VITERBO – ''Non è in grado di stare in giudizio, né di capire cosa avvenga in aula. Non è grado di seguire in modo cosciente il processo e, dunque, di difendersi''. Per la difesa è chiaro: Ivo Bramante, l’85enne accusato di aver lasciato morire di stenti la sorella per poi nasconderne il cadavere all’interno di un congelatore e riscuoterne la pensione, non può affrontare la Corte d’Assise che lo vede alla sbarra.

E il motivo è semplice: ''L’uomo ha un amministratore di sostegno – spiega in aula l’avvocato Matteo Moriggi – ci sono numerosi certificati medici che parlano di decadimento neurocognitivo, di demenza cronica. Che dipingono Bramante come una persona incapace di avere una vita autonoma, di capire le conseguenze delle azioni che compie. E dunque anche di potersi difendere nel corso di un processo''.
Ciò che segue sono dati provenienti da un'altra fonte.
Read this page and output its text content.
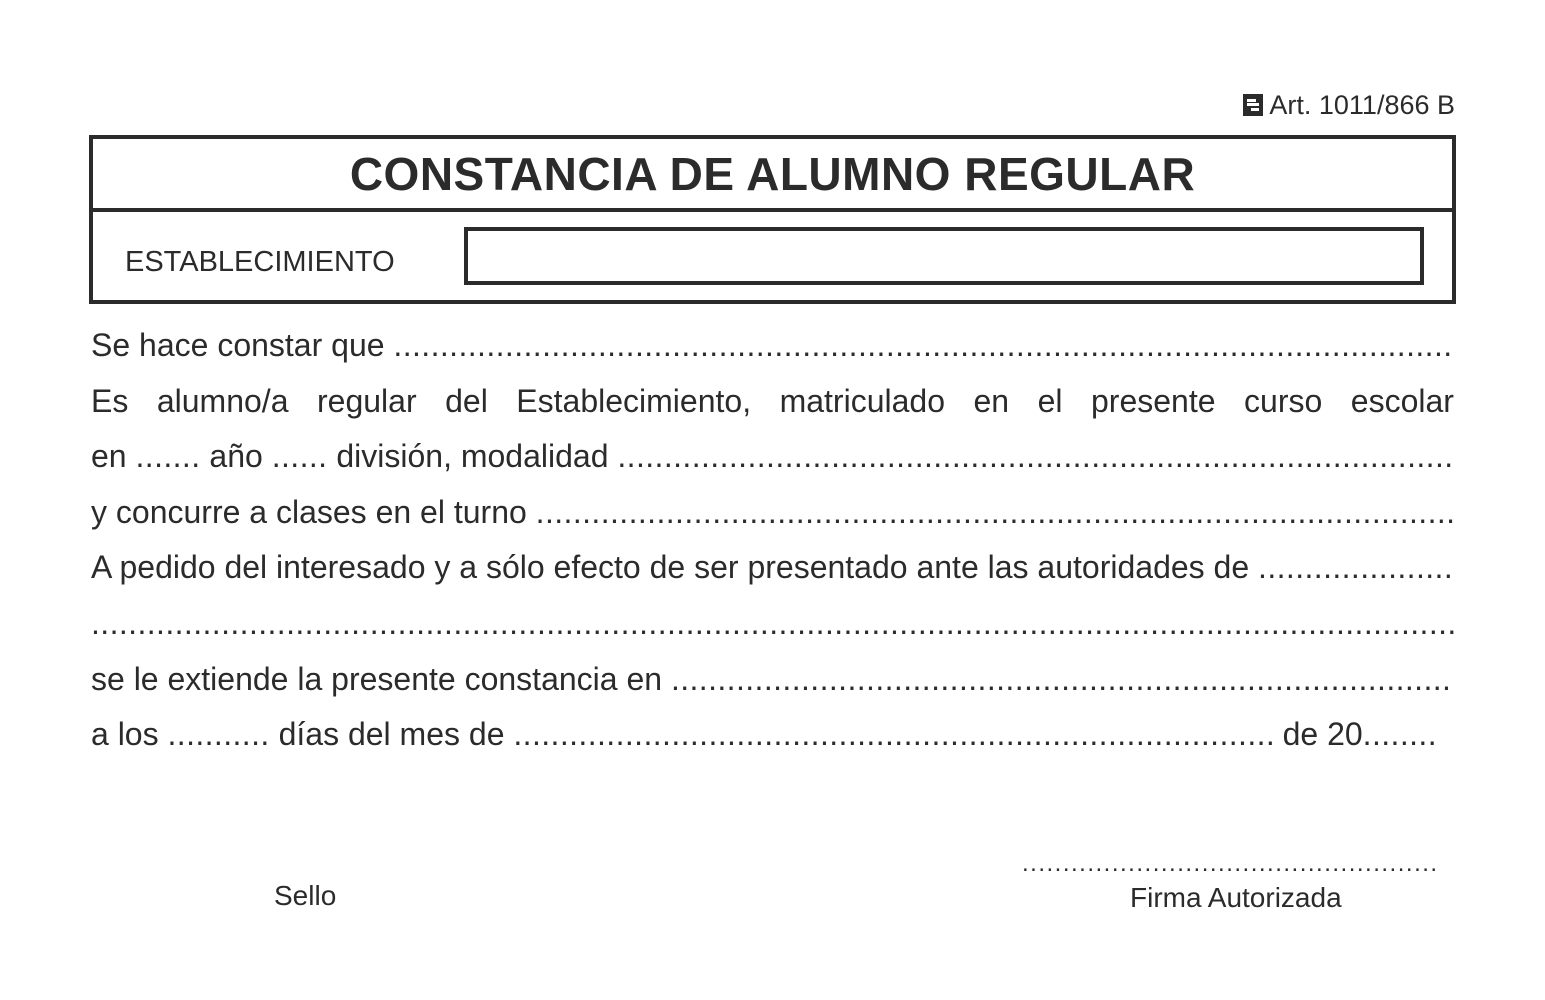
Art. 1011/866 B
CONSTANCIA DE ALUMNO REGULAR
ESTABLECIMIENTO
Se hace constar que

.....
Es alumno/a regular del Establecimiento, matriculado en el presente curso escolar
en
.......
año
......
división, modalidad

.....
y concurre a clases en el turno

.....
A pedido del interesado y a sólo efecto de ser presentado ante las autoridades de

.....
.....
se le extiende la presente constancia en

.....
a los
...........
días del mes de

.....
	de 20 ........
Sello
...................................................
Firma Autorizada
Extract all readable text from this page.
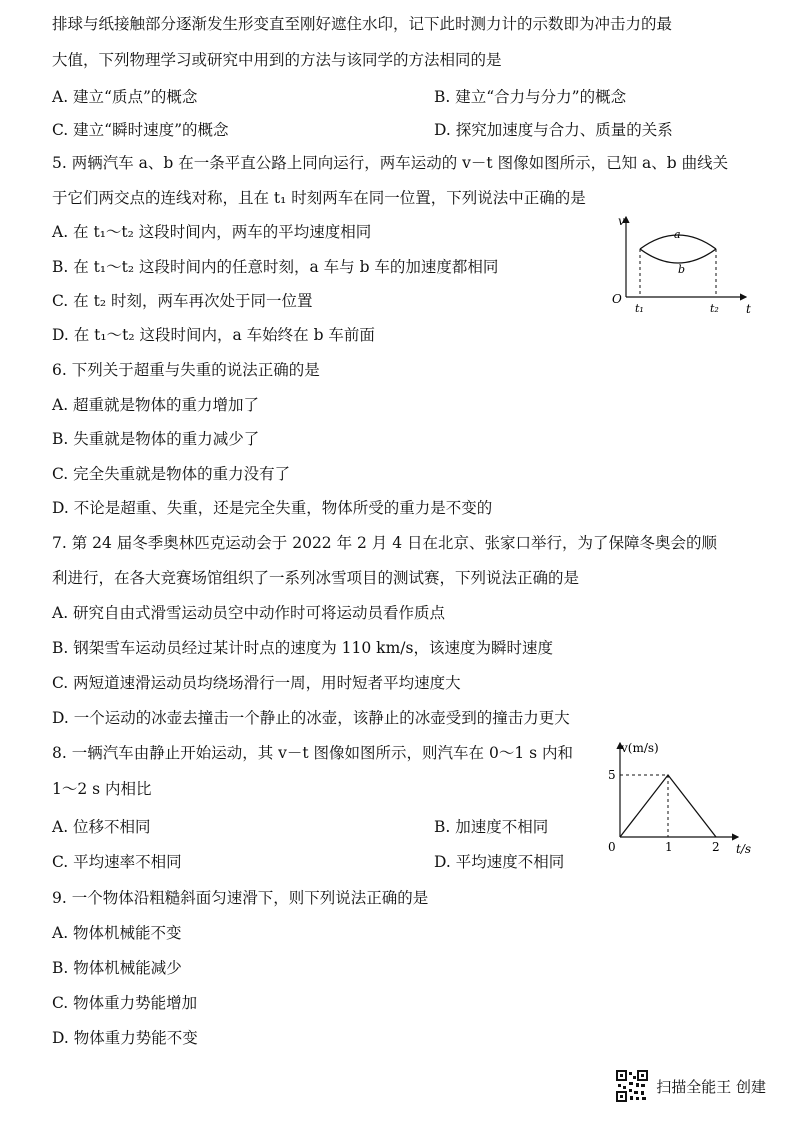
排球与纸接触部分逐渐发生形变直至刚好遮住水印，记下此时测力计的示数即为冲击力的最
大值，下列物理学习或研究中用到的方法与该同学的方法相同的是
A. 建立“质点”的概念	B. 建立“合力与分力”的概念
C. 建立“瞬时速度”的概念	D. 探究加速度与合力、质量的关系
5. 两辆汽车 a、b 在一条平直公路上同向运行，两车运动的 v－t 图像如图所示，已知 a、b 曲线关
于它们两交点的连线对称，且在 t₁ 时刻两车在同一位置，下列说法中正确的是
A. 在 t₁～t₂ 这段时间内，两车的平均速度相同
B. 在 t₁～t₂ 这段时间内的任意时刻，a 车与 b 车的加速度都相同
C. 在 t₂ 时刻，两车再次处于同一位置
D. 在 t₁～t₂ 这段时间内，a 车始终在 b 车前面
v
t
O
a
b
t₁	t₂
6. 下列关于超重与失重的说法正确的是
A. 超重就是物体的重力增加了
B. 失重就是物体的重力减少了
C. 完全失重就是物体的重力没有了
D. 不论是超重、失重，还是完全失重，物体所受的重力是不变的
7. 第 24 届冬季奥林匹克运动会于 2022 年 2 月 4 日在北京、张家口举行，为了保障冬奥会的顺
利进行，在各大竞赛场馆组织了一系列冰雪项目的测试赛，下列说法正确的是
A. 研究自由式滑雪运动员空中动作时可将运动员看作质点
B. 钢架雪车运动员经过某计时点的速度为 110 km/s，该速度为瞬时速度
C. 两短道速滑运动员均绕场滑行一周，用时短者平均速度大
D. 一个运动的冰壶去撞击一个静止的冰壶，该静止的冰壶受到的撞击力更大
8. 一辆汽车由静止开始运动，其 v－t 图像如图所示，则汽车在 0～1 s 内和
1～2 s 内相比
A. 位移不相同	B. 加速度不相同
C. 平均速率不相同	D. 平均速度不相同
v(m/s)
5
0	1	2 t/s
9. 一个物体沿粗糙斜面匀速滑下，则下列说法正确的是
A. 物体机械能不变
B. 物体机械能减少
C. 物体重力势能增加
D. 物体重力势能不变
扫描全能王 创建
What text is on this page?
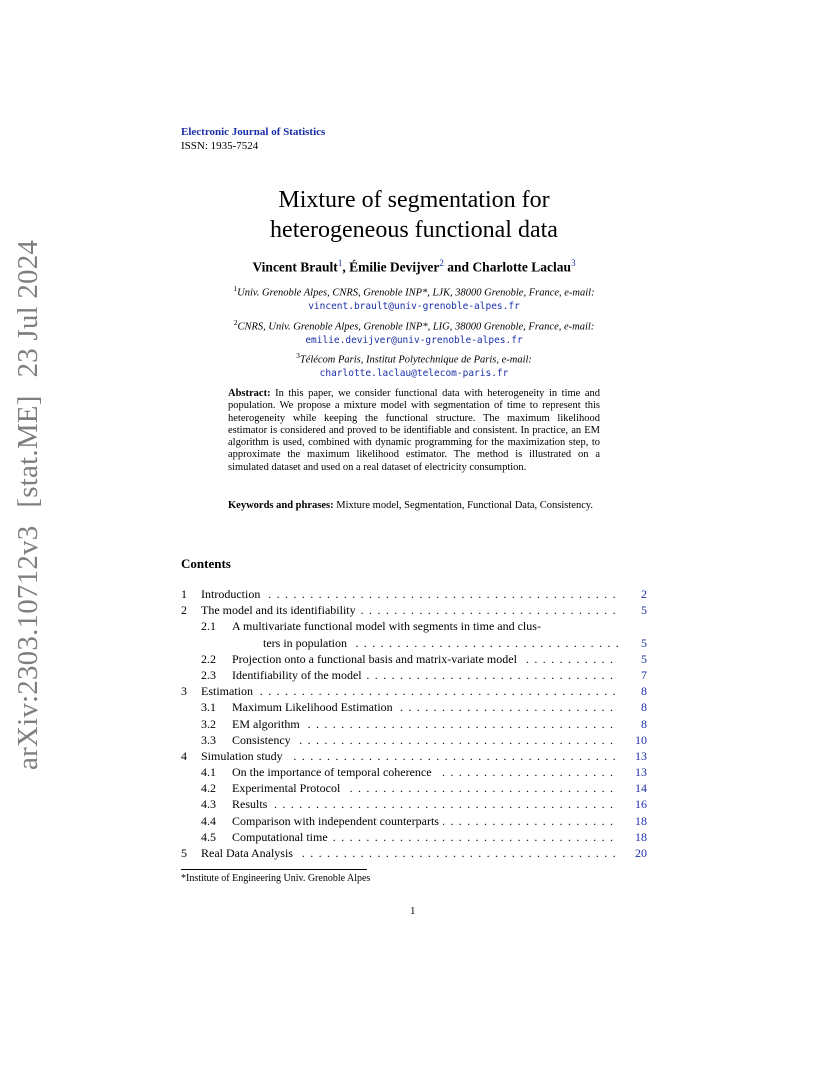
arXiv:2303.10712v3[stat.ME]23 Jul 2024
Electronic Journal of Statistics
ISSN: 1935-7524
Mixture of segmentation for
heterogeneous functional data
Vincent Brault$^1$, Émilie Devijver$^2$ and Charlotte Laclau$^3$
$^1$Univ. Grenoble Alpes, CNRS, Grenoble INP*, LJK, 38000 Grenoble, France, e-mail:
vincent.brault@univ-grenoble-alpes.fr
$^2$CNRS, Univ. Grenoble Alpes, Grenoble INP*, LIG, 38000 Grenoble, France, e-mail:
emilie.devijver@univ-grenoble-alpes.fr
$^3$Télécom Paris, Institut Polytechnique de Paris, e-mail:
charlotte.laclau@telecom-paris.fr
Abstract: In this paper, we consider functional data with heterogeneity in time and population. We propose a mixture model with segmentation of time to represent this heterogeneity while keeping the functional structure. The maximum likelihood estimator is considered and proved to be identifiable and consistent. In practice, an EM algorithm is used, combined with dynamic programming for the maximization step, to approximate the maximum likelihood estimator. The method is illustrated on a simulated dataset and used on a real dataset of electricity consumption.
Keywords and phrases: Mixture model, Segmentation, Functional Data, Consistency.
Contents
1 Introduction . . .	2
2 The model and its identifiability . . .	5
2.1 A multivariate functional model with segments in time and clus-
ters in population . . .	5
2.2 Projection onto a functional basis and matrix-variate model . . .	5
2.3 Identifiability of the model . . .	7
3 Estimation . . .	8
3.1 Maximum Likelihood Estimation . . .	8
3.2 EM algorithm . . .	8
3.3 Consistency . . .	10
4 Simulation study . . .	13
4.1 On the importance of temporal coherence . . .	13
4.2 Experimental Protocol . . .	14
4.3 Results . . .	16
4.4 Comparison with independent counterparts . . .	18
4.5 Computational time . . .	18
5 Real Data Analysis . . .	20
*Institute of Engineering Univ. Grenoble Alpes
1
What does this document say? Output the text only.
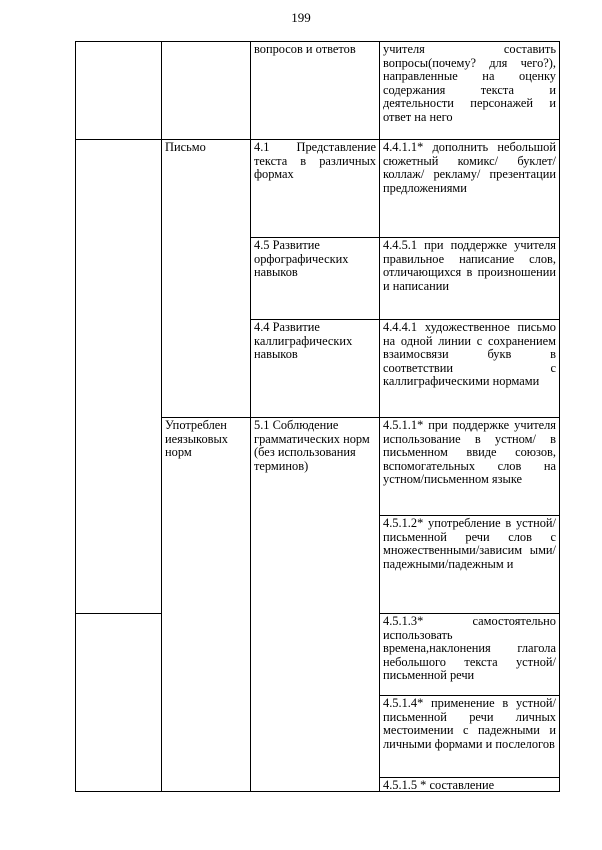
199
		вопросов и ответов	учителя составить вопросы(почему? для чего?), направленные на оценку содержания текста и деятельности персонажей и ответ на него
	Письмо	4.1 Представление текста в различных формах	4.4.1.1* дополнить небольшой сюжетный комикс/ буклет/ коллаж/ рекламу/ презентации предложениями
		4.5 Развитие орфографических навыков	4.4.5.1 при поддержке учителя правильное написание слов, отличающихся в произношении и написании
		4.4 Развитие каллиграфических навыков	4.4.4.1 художественное письмо на одной линии с сохранением взаимосвязи букв в соответствии с каллиграфическими нормами
	Употреблен иеязыковых норм	5.1 Соблюдение грамматических норм (без использования терминов)	4.5.1.1* при поддержке учителя использование в устном/ в письменном ввиде союзов, вспомогательных слов на устном/письменном языке
			4.5.1.2* употребление в устной/ письменной речи слов с множественными/зависим ыми/падежными/падежным и
			4.5.1.3* самостоятельно использовать времена,наклонения глагола небольшого текста устной/письменной речи
			4.5.1.4* применение в устной/письменной речи личных местоимении с падежными и личными формами и послелогов

			4.5.1.5 * составление
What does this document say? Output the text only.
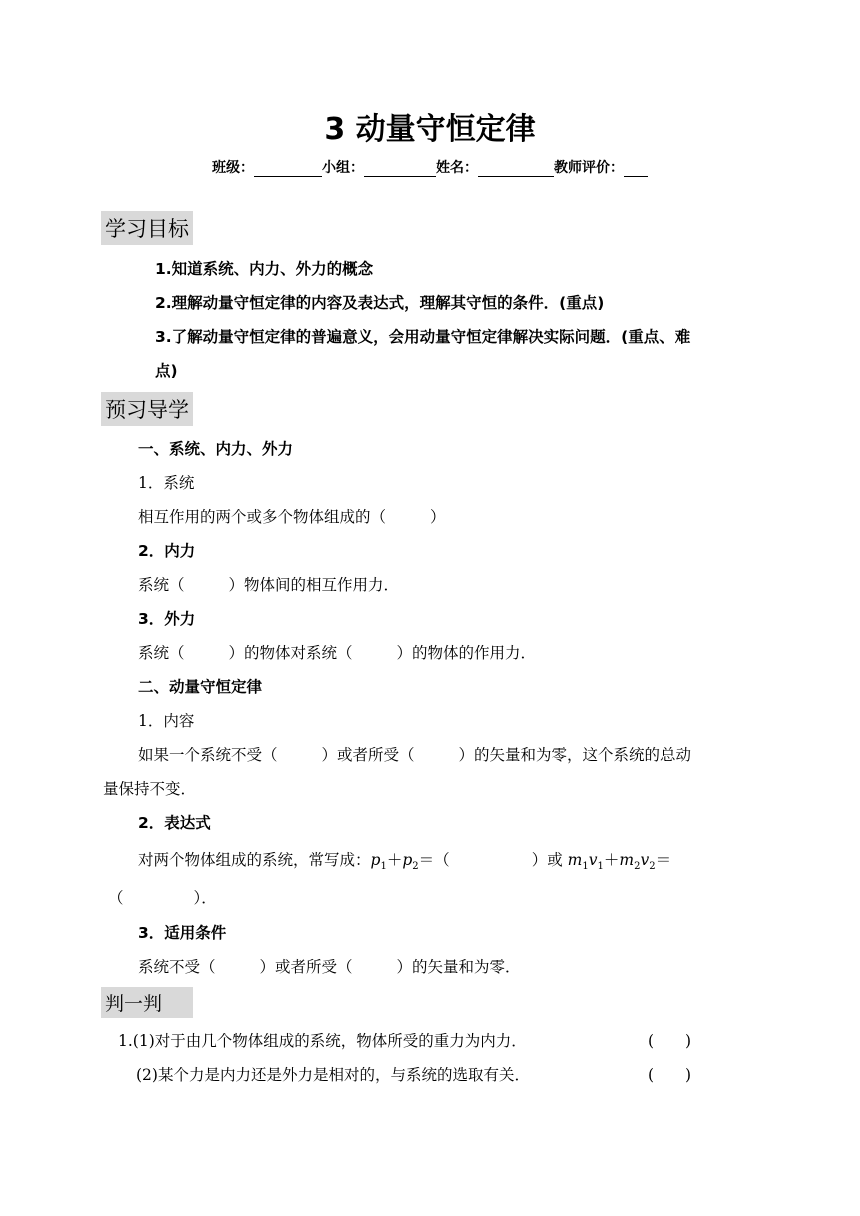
3 动量守恒定律
班级：	小组：	姓名：	教师评价：
学习目标
1.知道系统、内力、外力的概念
2.理解动量守恒定律的内容及表达式，理解其守恒的条件．(重点)
3.了解动量守恒定律的普遍意义，会用动量守恒定律解决实际问题．(重点、难
点)
预习导学
一、系统、内力、外力
1．系统
相互作用的两个或多个物体组成的（	）
2．内力
系统（	）物体间的相互作用力．
3．外力
系统（	）的物体对系统（	）的物体的作用力．
二、动量守恒定律
1．内容
如果一个系统不受（	）或者所受（	）的矢量和为零，这个系统的总动
量保持不变．
2．表达式
对两个物体组成的系统，常写成：$p_1+p_2=$（	）或 $m_1v_1+m_2v_2=$
（	）．
3．适用条件
系统不受（	）或者所受（	）的矢量和为零．
判一判
1.(1)对于由几个物体组成的系统，物体所受的重力为内力．	(　　)
(2)某个力是内力还是外力是相对的，与系统的选取有关．	(　　)
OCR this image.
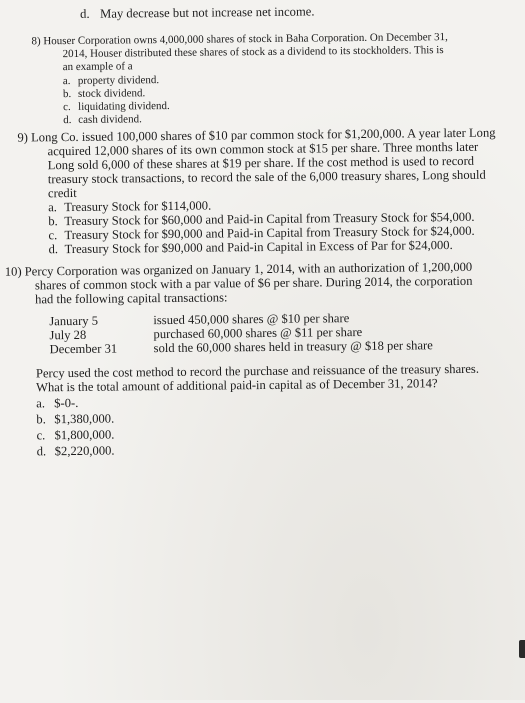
d. May decrease but not increase net income.
8) Houser Corporation owns 4,000,000 shares of stock in Baha Corporation. On December 31,
2014, Houser distributed these shares of stock as a dividend to its stockholders. This is
an example of a
a. property dividend.
b. stock dividend.
c. liquidating dividend.
d. cash dividend.
9) Long Co. issued 100,000 shares of $10 par common stock for $1,200,000. A year later Long
acquired 12,000 shares of its own common stock at $15 per share. Three months later
Long sold 6,000 of these shares at $19 per share. If the cost method is used to record
treasury stock transactions, to record the sale of the 6,000 treasury shares, Long should
credit
a. Treasury Stock for $114,000.
b. Treasury Stock for $60,000 and Paid-in Capital from Treasury Stock for $54,000.
c. Treasury Stock for $90,000 and Paid-in Capital from Treasury Stock for $24,000.
d. Treasury Stock for $90,000 and Paid-in Capital in Excess of Par for $24,000.
10) Percy Corporation was organized on January 1, 2014, with an authorization of 1,200,000
shares of common stock with a par value of $6 per share. During 2014, the corporation
had the following capital transactions:
January 5	issued 450,000 shares @ $10 per share
July 28	purchased 60,000 shares @ $11 per share
December 31	sold the 60,000 shares held in treasury @ $18 per share
Percy used the cost method to record the purchase and reissuance of the treasury shares.
What is the total amount of additional paid-in capital as of December 31, 2014?
a. $-0-.
b. $1,380,000.
c. $1,800,000.
d. $2,220,000.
Un quadro clinico del tutto compromesso quello che è emerso ieri, nella prima udienza di Corte d’Assise a carico dell’85enne e per il quale la difesa ha chiesto che venga eseguita una perizia psichiatrica. ''Per capire se Bramante sia in grado di stare in giudizio e se il successivo decreto che ne dispone il giudizio sia nullo'' spiega ancora l’avvocato Moriggi. Un dettaglio non di poco conto che potrebbe addirittura rovesciare completamente le sorti processuali dell’imputato: se la perizia, che il prossimo 15 ottobre verrà affidata al dottor Traverso, dovesse confermare la tesi della difesa si tornerà in udienza preliminare. E da lì sarà di nuovo tutto possibile.

Intanto sull’85enne, le accuse di abbandono di incapace aggravato dalla morte, occultamento di cadavere e truffa ai danni dell’istituto nazionale di previdenza sociale. Secondo quanto ricostruito dalla Procura, l’anziano avrebbe nascosto il cadavere della sorella all’interno di una busta dell’immondizia nel congelatore di casa per continuare a percepirne la pensione. 67mila euro totali, tanto da spingere l’Inps a costituirsi parte civile nel processo.

Il corpo della donna, Rossana Bramante di 79 anni, fu ritrovato il 28 febbraio del 2016. A fare la macabra scoperta sarebbe stata la badante del fratello. Il cadavere si trovava all’interno del congelatore, avvolto in un sacchetto dell’immondizia. Integro, non fatto a pezzi.

Rimasto lì per oltre un anno. Anno in cui nessuno si sarebbe accorto dell’assenza dell’anziana. Neppure i vicini di casa di via dell’ospedale consorziale numero 2A.